The Avanti made its maiden flight in September 1986 and remains a standard in radical design. Its “Star Wars” appearance is enhanced by a large aft wing from which twin Pratt & Whitney Canada PT6A-66 engines are hung in a pusher configuration. Small canards on the nose and a T-tail add stability. The single-pilot certified airplane has a cabin seating six, a max cruise speed of 395 kt, service ceiling of 41,000 ft and max range of 1,700 nm. Despite the Avanti’s attributes, the Genoa, Italy-based company struggled in the late 1980s, and its most obvious client for the airplane was the Italian government.
Ferrari said that is past history. Today, the airplane’s major market is the U.S., where Piaggio America, based at Donaldson Center Airport in Greenville, S.C., is overseeing the interior completion, marketing and service and support programs for North America. There are 48 Avantis in service worldwide, and Ferrari noted that by the end of this year 32 will be flying for North American customers. The company expects to build 17 Avantis this year, five more than last year, and is hoping to build 22 next year.
He also noted that with additional tooling, Piaggio can easily increase production at its Finali, Italy plant, while still improving quality. “A new plant is also being considered. There is something very good at the heart of this company,” he concluded. “Even though the Avanti was designed 15 years ago, it remains the best-performing business turboprop in the world. And from this, we build for the future.”
Perhaps more important, Piaggio Aero is not content to rest on the renewed success of the Avanti.

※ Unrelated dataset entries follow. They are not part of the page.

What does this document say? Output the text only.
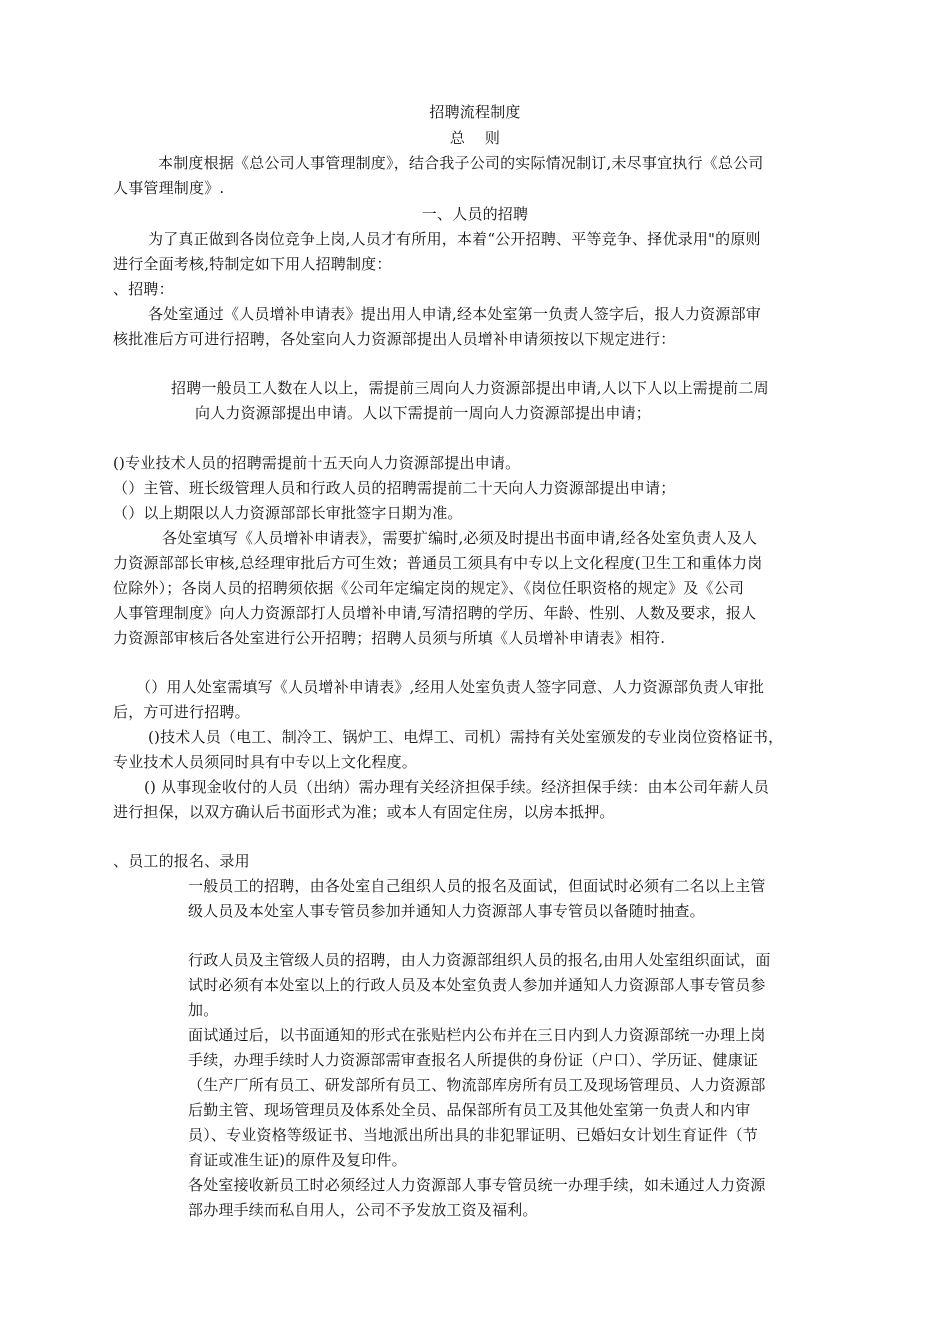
招聘流程制度
总    则
本制度根据《总公司人事管理制度》，结合我子公司的实际情况制订,未尽事宜执行《总公司
人事管理制度》.
一、人员的招聘
为了真正做到各岗位竞争上岗,人员才有所用，本着“公开招聘、平等竞争、择优录用"的原则
进行全面考核,特制定如下用人招聘制度：
、招聘：
各处室通过《人员增补申请表》提出用人申请,经本处室第一负责人签字后，报人力资源部审
核批准后方可进行招聘，各处室向人力资源部提出人员增补申请须按以下规定进行：
招聘一般员工人数在人以上，需提前三周向人力资源部提出申请,人以下人以上需提前二周
向人力资源部提出申请。人以下需提前一周向人力资源部提出申请；
()专业技术人员的招聘需提前十五天向人力资源部提出申请。
（）主管、班长级管理人员和行政人员的招聘需提前二十天向人力资源部提出申请；
（）以上期限以人力资源部部长审批签字日期为准。
各处室填写《人员增补申请表》，需要扩编时,必须及时提出书面申请,经各处室负责人及人
力资源部部长审核,总经理审批后方可生效；普通员工须具有中专以上文化程度(卫生工和重体力岗
位除外）；各岗人员的招聘须依据《公司年定编定岗的规定》、《岗位任职资格的规定》及《公司
人事管理制度》向人力资源部打人员增补申请,写清招聘的学历、年龄、性别、人数及要求，报人
力资源部审核后各处室进行公开招聘；招聘人员须与所填《人员增补申请表》相符.
（）用人处室需填写《人员增补申请表》,经用人处室负责人签字同意、人力资源部负责人审批
后，方可进行招聘。
()技术人员（电工、制冷工、锅炉工、电焊工、司机）需持有关处室颁发的专业岗位资格证书，
专业技术人员须同时具有中专以上文化程度。
() 从事现金收付的人员（出纳）需办理有关经济担保手续。经济担保手续：由本公司年薪人员
进行担保，以双方确认后书面形式为准；或本人有固定住房，以房本抵押。
、员工的报名、录用
一般员工的招聘，由各处室自己组织人员的报名及面试，但面试时必须有二名以上主管
级人员及本处室人事专管员参加并通知人力资源部人事专管员以备随时抽查。
行政人员及主管级人员的招聘，由人力资源部组织人员的报名,由用人处室组织面试，面
试时必须有本处室以上的行政人员及本处室负责人参加并通知人力资源部人事专管员参
加。
面试通过后，以书面通知的形式在张贴栏内公布并在三日内到人力资源部统一办理上岗
手续，办理手续时人力资源部需审查报名人所提供的身份证（户口）、学历证、健康证
（生产厂所有员工、研发部所有员工、物流部库房所有员工及现场管理员、人力资源部
后勤主管、现场管理员及体系处全员、品保部所有员工及其他处室第一负责人和内审
员）、专业资格等级证书、当地派出所出具的非犯罪证明、已婚妇女计划生育证件（节
育证或准生证)的原件及复印件。
各处室接收新员工时必须经过人力资源部人事专管员统一办理手续，如未通过人力资源
部办理手续而私自用人，公司不予发放工资及福利。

While upgrades in terms of avionics and electronics are planned for the Avanti, the company is also examining the possibility of a more dramatic development.
“It might be a jet version of the P.180,” said Ferrari. “If we do a jet version, it would have to perform better than our direct competitors–Cessna and Raytheon.”
He also said the company would “like to find a market and customer niche for a new, exclusive product.” Piaggio, Ferrari said, is considering the option of moving ahead with the Avanti upgrade, and at the same time developing a new airplane.
There has been talk in recent months of a fractional aircraft partnership involving the P.180, an idea that Ferrari espouses. “We believe a fractional partnership is an intelligent move for us and for our customers,” he said. “We need to work hard to find the right partner,” but “probably not in Europe.”
The growing profitability of Piaggio Aero Industries as a whole is a major factor in the company’s expectations for the future. In 2000 the company turned the corner and went into the black, with a profit of E95,253 ($83,689), and last year recorded a profit of E119,931 ($105,371). The profit target for this year, said Ferrari, is E1.51 million ($1.327 million).
Aware of Piaggio’s past reputation for poor service, Ferrari said the company is addressing customer support. This year, Piaggio expects to add three more service centers to bring the worldwide total to seven. “Because the U.S. is our number-one market, we are focused on improving service there.”
The U.S. effort includes a new field service representative in the Dallas/Fort Worth area and another eventually in Denver. Further, parts are now being stocked at the Greenville headquarters of Piaggio America and a “support summit” involving key personnel from Piaggio America and Piaggio Aero has been at work to establish duplicate inventory management systems in Genoa and Greenville.